Time and time again I have heard the phrase, “One day I will miss this.” How often do we say that to ourselves? How often do we say that out loud? One day I will miss the sweet smell of my children right after a bath, one day I will miss these snuggles, one day I will miss watching them sleep, one day I will miss letting them help me cook, playing barbies with them, building blocks, etc. One day we will miss all the good times that we had when our children were little, we will miss watching them grow up, we will miss those sweet moments. One day I will look back and wish that I could rock them again and wipe the tears from their eyes. I think we can all agree that we will and do already miss the good stuff. The stuff that makes our hearts melt and our thoughts just a little sweeter. After just having our third and last baby I have been trying to embrace him, embrace every moment because it will be the last time we ever have a newborn. I actually cried when I changed him out of his last newborn diaper, and I thought this is the last time I will ever be doing this. May sound a little crazy but right now I am enjoying every minute because one day I know that I will miss it. Through all these sappy yet lovely last mental pictures I’ve been taking with my kids during their most amazing milestones I got hit with a brick by a very unlikely source.

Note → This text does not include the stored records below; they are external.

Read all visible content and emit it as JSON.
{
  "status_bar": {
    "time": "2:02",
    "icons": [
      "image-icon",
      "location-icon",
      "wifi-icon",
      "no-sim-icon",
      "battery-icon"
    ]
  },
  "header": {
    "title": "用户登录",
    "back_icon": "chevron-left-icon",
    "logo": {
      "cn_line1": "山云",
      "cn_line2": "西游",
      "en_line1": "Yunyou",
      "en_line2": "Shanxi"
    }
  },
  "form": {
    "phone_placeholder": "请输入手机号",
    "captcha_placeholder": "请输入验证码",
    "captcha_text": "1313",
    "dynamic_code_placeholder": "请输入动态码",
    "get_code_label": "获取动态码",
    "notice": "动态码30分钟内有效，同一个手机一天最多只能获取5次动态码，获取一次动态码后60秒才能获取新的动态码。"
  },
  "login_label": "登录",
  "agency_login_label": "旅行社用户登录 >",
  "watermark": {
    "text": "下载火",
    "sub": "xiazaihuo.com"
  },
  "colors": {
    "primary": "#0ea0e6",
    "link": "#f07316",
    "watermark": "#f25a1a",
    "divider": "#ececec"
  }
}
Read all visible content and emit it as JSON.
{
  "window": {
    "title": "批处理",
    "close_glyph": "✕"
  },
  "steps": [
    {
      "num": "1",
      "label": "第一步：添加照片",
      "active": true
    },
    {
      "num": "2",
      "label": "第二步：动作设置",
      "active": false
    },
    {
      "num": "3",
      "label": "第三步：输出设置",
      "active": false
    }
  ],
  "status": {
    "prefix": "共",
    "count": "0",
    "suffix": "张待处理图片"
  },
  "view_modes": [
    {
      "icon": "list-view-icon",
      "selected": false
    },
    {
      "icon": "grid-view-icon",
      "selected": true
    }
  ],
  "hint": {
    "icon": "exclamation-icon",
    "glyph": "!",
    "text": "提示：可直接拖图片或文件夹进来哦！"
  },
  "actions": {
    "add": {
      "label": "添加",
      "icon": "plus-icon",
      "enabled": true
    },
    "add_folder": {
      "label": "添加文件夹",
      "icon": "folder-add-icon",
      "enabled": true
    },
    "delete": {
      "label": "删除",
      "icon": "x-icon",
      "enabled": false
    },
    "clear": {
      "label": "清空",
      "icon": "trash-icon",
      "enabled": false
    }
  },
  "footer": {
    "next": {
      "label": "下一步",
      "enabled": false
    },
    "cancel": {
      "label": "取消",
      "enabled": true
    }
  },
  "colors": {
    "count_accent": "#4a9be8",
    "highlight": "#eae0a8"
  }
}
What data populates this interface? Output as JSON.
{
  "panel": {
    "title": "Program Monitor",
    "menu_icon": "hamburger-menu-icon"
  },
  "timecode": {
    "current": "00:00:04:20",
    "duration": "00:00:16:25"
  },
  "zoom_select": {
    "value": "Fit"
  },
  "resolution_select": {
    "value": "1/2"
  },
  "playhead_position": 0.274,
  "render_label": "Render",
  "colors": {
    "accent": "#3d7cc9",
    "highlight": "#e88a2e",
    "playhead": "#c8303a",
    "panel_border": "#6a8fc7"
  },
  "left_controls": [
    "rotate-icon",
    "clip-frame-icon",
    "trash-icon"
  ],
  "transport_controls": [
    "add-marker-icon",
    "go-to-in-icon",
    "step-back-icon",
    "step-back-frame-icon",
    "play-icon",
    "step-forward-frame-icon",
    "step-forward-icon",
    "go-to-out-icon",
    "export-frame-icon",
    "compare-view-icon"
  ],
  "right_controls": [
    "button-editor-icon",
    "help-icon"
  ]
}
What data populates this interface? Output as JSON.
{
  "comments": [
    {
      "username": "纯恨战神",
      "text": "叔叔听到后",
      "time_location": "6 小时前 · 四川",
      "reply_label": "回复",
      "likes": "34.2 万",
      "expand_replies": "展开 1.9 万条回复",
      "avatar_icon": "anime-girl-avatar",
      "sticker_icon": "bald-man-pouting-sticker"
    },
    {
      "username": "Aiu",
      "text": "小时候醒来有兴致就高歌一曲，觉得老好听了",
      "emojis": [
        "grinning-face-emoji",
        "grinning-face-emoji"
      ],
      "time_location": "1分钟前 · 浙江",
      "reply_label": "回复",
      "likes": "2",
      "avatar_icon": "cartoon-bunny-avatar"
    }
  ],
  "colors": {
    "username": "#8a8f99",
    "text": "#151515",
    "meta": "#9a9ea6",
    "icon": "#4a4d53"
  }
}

Comedians In Cars Getting Coffee with Jerry Seinfeld
Yes, this show that my husband convinced me to watch and that I liked right away. This was probably the 15th episode that we had watched and I bet you can’t guess which guest blew me away with his insight. Louis C.K. Yes. Not that I don’t think that he is a good comedian but honestly I can’t really say for sure because I’ve never watched his stand up but I sure did like him on Parks and Recreation. Anyways, he was talking about his children and eventually he got around to saying that…
“You can miss anything in life even the bad, I’m gonna miss this, there is gonna be a day when I don’t get to do this again.”
That’s when I thought, wow isn’t that the truth. I don’t think I’ve every felt that way in the middle of one of my kids tantrums in the supermarket or when my kids ask me the same question over and over and over again times 50. I think my initial thought is, when is this going to be over but now I look at these moments differently. I look at the messy house that I just cleaned not even 10 minutes ago with a little bit more grace. I see this world before me and I know what my part in it is right now and that is to care for these precious little people whom I’ve been blessed with, through the good, the bad and the ugly and I know that one day when they are all grown up and living their own lives and my house is spotless and I finish my grocery shopping in record time that I will miss those messy moments. I will miss those moments that make me want to pull my hair out and lay in a fetal position until the house magically cleans itself. I’m not saying that this new insight will make those moments any less stressful but there is a little joy that comes in even on the worst days. So thank you Louis C.K. you have made even the worst of days a little bit brighter!